Di Pietro Carlomagno

L’introduzione della macchina nella prima rivoluzione industriale ha determinato la meccanizzazione di un processo manuale, con il quale è esplosa la produzione di maggiori prodotti, quindi espansione dei mercati e della commercializzazione.

Da quel momento è innegabile lo sviluppo avuto nelle scienze, nella medicina e nel generale miglioramento della qualità della vita dell’uomo, anche se, nelle complesse analisi antropologiche, non sempre le conclusioni ed i giudizi possono essere semplificati in un’unica e categorica posizione.

Eppure, come ad ogni universale sconvolgimento, l’introduzione della macchina causò legittimi timori per la scomparsa di antichi mestieri e maestranze che fino ad allora costituivano la spina dorsale dell’unica società conosciuta ed immaginabile e, per scongiurare l’inquietante ed inesplorato futuro dominato dalla macchina, si consumarono anche improbe sfide tra la forza delle braccia umane e potenza meccanica, nel tentativo di trovar rifugio nel rassicurante gesto umano, simbolo della supremazia dell’uomo sul suo stesso genio e a difesa della sua stessa sopravvivenza.

Oggi, invece, con l’introduzione dell’intelligenza artificiale si determina la meccanizzazione del processo cognitivo, la delega al ragionamento, al processo logico che scopra la risoluzione dei problemi e che forgia le culture umane.

Un’innovazione che non stravolgerà solo la produzione di beni o le dimensione dei mercati, ma da istruttori di cervelli informatici saremo destinati ad essere istruiti da chi ne saprà certamente di più, dove probabilmente degli antichi mestieri e maestranze la cui professionalità nasceva dall’imparare l’arte, da domani la professionalità nascerà dall’imparare ad imparare i veloci mutamenti dettati da logaritmi che segneranno il passo di un nuovo illuminismo digitale, verso il quale anche il periodo del più alto Rinascimento umano non potrà avere alcuna possibilità di confronto… forse.
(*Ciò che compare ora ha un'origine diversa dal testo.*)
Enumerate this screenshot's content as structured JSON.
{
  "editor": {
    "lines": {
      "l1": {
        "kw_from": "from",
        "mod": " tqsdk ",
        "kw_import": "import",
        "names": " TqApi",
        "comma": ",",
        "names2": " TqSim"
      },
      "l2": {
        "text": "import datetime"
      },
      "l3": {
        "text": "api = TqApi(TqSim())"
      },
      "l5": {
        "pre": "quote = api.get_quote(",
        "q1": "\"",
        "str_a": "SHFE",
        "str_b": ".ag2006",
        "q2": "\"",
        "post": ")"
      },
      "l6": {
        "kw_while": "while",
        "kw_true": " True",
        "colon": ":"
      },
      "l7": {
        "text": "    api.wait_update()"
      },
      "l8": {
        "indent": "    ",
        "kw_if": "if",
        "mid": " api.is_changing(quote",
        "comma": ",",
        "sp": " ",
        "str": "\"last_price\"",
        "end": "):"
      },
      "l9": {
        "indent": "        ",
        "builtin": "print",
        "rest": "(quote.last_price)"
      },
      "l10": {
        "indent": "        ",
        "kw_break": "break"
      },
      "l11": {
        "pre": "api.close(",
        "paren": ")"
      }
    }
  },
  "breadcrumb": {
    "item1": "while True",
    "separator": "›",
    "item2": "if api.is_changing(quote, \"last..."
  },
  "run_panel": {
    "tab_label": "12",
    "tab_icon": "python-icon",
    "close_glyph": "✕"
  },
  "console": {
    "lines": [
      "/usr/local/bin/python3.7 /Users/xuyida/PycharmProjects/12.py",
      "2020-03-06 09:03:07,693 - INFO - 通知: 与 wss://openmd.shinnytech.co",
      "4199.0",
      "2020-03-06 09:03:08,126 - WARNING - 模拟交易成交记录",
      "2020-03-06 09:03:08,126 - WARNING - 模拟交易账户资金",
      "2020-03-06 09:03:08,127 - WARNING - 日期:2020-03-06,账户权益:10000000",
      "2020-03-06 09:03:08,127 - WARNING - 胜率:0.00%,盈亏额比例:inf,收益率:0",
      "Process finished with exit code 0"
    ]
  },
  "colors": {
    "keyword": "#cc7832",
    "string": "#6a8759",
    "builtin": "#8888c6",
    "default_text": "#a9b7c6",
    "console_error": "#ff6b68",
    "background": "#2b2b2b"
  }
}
Come sempre, quindi, la storia ci ripropone lo stesso ciclo storico ripresentandoci le stesse legittime paure, per superare le quali però dovremmo aver imparato che le improbe ed inutili sfide che i nostri antenati tentarono di fare con le macchine nei campi, almeno quello, possiamo evitarlo e, senza perdere l’entusiasmo che è alla base di tutti i progressi, prendere ben coscienza però che se la meccanizzazione di un bullone da avvitare ha sconvolto la storia dell’uomo, chissà cosa può accadere con la meccanizzazione della ragione.

Ben vengano, quindi, i dubbi che oggi stanno fasciando la testa di tutte le comunità scientifiche, dal mondo della tecnologia informatica alla dottrina giuridica, sugli enormi e complessi rischi ai quali si va incontro, dalle questioni etiche a quelle più banalmente operative, sperando che, al di là dei complessi tecnicismi, le riflessioni di oggi che condizioneranno il futuro dell’umanità, considerino come comun denominatore gli insegnamenti della storia e degli uomini che ne hanno segnato il progresso, ricordando qui le parole di Albert Einstein: “Tutto ciò che ha valore nella società umana dipende dalle opportunità di progredire che vengono accordate ad ogni individuo”.